Por consiguiente, el elemento crítico para la evaluación de un proyecto de colaboración, por lo que atañe a la clasificación de los activos implicados en el contrato, es el análisis de los riesgo soportados por las partes contratantes

P5. -Una vez que la infraestructura financiada se ha puesto en funcionamiento y la realidad demuestra que su uso es inferior al previsto ¿qué mecanismos tienen las partes contratantes para actualizar sus riesgos, y por tanto, sus aportaciones monetarias?

Como he señalado antes, uno de los elementos fundamentales para determinar la imputación del riesgo es el que deriva de las estipulaciones que se hayan establecido en el contrato para prevenir desequilibrios en la demanda. Estos contratos se inspiran en el principio dispositivo por el cual se pueden autorregular las condiciones de cada contrato, siempre que no sean contrarias al ordenamiento jurídico o a los principios de buena gestión. Entre esas cláusulas pueden incluirse medidas tales como ayudas compensatorias, préstamos participativos o anticipos reintegrables, sin perjuicio de los medios de financiación propios del operador privado.

Cuestión diferente es que, una vez iniciada la explotación de la infraestructura, y sin previsión expresa en el contrato formalizado, la Administración decida llevar a cabo aportaciones financieras para reequilibrar el gap entre ingresos y gastos.

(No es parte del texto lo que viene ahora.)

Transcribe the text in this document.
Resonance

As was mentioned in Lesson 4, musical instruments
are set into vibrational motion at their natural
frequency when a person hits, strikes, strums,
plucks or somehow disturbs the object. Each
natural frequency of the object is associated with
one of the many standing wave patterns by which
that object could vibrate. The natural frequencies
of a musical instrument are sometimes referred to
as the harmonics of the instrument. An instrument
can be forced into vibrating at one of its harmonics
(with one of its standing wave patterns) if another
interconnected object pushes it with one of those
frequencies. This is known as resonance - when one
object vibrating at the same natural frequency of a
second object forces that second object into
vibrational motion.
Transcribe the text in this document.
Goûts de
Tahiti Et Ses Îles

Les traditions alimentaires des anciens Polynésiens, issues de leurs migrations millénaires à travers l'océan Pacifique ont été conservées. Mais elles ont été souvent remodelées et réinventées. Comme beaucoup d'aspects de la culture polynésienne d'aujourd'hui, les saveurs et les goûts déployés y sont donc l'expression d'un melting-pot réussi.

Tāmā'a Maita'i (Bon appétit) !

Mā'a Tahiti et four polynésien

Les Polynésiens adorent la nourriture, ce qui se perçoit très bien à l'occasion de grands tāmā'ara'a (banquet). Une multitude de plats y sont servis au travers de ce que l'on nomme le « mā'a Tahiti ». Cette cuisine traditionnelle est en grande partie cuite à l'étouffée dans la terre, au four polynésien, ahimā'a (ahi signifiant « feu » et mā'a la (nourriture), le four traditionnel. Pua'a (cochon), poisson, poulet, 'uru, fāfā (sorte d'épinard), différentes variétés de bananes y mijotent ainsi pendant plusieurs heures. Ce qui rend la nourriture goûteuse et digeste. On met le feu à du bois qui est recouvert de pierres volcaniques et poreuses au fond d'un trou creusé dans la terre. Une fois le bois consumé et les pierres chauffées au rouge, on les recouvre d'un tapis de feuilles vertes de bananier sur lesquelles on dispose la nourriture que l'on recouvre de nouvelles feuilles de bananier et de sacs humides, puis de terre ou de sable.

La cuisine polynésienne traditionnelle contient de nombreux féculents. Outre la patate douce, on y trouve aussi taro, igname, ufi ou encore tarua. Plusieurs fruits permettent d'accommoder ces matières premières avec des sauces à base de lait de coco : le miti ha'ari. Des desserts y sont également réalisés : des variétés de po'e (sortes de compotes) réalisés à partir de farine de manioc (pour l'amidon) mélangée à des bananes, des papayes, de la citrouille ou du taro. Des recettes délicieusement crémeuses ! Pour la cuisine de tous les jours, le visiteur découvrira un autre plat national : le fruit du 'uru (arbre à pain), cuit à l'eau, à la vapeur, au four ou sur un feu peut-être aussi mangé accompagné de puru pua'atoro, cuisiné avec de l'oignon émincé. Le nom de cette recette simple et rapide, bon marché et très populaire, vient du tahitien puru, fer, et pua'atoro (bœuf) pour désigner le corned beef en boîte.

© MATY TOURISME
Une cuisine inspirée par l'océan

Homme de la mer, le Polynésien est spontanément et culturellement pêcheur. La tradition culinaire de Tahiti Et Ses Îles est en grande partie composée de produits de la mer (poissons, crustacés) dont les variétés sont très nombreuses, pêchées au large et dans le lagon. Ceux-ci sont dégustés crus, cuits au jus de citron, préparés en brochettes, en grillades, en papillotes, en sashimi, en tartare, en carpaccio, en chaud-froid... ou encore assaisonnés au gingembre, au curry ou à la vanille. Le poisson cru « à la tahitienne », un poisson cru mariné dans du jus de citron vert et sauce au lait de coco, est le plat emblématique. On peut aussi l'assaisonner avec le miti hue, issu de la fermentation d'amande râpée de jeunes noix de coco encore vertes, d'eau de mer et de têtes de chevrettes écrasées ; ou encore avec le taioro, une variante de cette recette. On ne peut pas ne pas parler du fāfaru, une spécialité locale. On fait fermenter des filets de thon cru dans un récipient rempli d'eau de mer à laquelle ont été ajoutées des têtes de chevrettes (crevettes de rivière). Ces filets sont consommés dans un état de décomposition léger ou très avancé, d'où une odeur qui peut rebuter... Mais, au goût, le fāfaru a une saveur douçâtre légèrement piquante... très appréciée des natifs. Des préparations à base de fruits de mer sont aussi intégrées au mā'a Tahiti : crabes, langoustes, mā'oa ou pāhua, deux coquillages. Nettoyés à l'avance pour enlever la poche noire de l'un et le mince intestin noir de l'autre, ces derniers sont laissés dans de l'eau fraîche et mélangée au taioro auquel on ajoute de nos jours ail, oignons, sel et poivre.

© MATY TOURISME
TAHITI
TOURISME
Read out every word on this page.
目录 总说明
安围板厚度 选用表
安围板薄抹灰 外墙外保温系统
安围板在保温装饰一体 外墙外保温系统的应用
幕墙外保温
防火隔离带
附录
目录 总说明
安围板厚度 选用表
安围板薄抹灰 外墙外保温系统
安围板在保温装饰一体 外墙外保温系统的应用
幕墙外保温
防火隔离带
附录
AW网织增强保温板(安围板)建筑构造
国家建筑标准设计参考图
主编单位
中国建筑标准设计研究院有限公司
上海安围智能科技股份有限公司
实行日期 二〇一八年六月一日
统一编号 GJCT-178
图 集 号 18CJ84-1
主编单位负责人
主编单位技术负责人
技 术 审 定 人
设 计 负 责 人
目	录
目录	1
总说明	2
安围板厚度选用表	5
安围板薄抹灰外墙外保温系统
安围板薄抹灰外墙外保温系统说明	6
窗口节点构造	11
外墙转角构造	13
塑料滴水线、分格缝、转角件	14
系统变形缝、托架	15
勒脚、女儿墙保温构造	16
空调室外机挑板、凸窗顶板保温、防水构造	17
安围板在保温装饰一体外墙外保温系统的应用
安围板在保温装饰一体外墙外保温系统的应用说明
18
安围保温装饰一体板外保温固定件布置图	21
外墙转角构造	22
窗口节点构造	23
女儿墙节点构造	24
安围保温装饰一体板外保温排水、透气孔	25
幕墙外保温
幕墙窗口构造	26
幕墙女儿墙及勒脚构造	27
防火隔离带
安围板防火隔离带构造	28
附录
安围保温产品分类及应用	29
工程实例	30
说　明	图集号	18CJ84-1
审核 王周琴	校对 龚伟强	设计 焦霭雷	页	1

De ocurrir así, existirían implicaciones que habría que analizar en términos de competencia (ayuda de Estado) y en términos de concurrencia administrativa.

P6. -Para finalizar, en una situación de crisis como la actual, ¿cuál debería ser la principal aportación de los órganos de control externo?

La aportación de los órganos de control externo ha de ser fundamental en el terreno de la colaboración público-privada. En primer lugar, debe dar respuesta a la cuestión de si las Administraciones Públicas han analizado otras alternativas posibles de prestación de los servicios y si, de escoger la alternativa de la colaboración público-privada, ésta es más eficiente desde el punto de vista económico.

Un segundo plano de análisis estaría constituido por la valoración del impacto contable que esta operación podría tener en el déficit público, a la vista del sistema de reparto de riesgos (construcción, disponibilidad y demanda).

Por último, corresponde a los órganos de control externo determinar la regularidad del contrato en sus diferentes fases (elaboración, preparación, formalización y ejecución del contrato). Especial relevancia adquiere la verificación del sistema de control de cumplimiento de estándares del contrato y de sus correspondientes penalidades en caso de incumplimiento.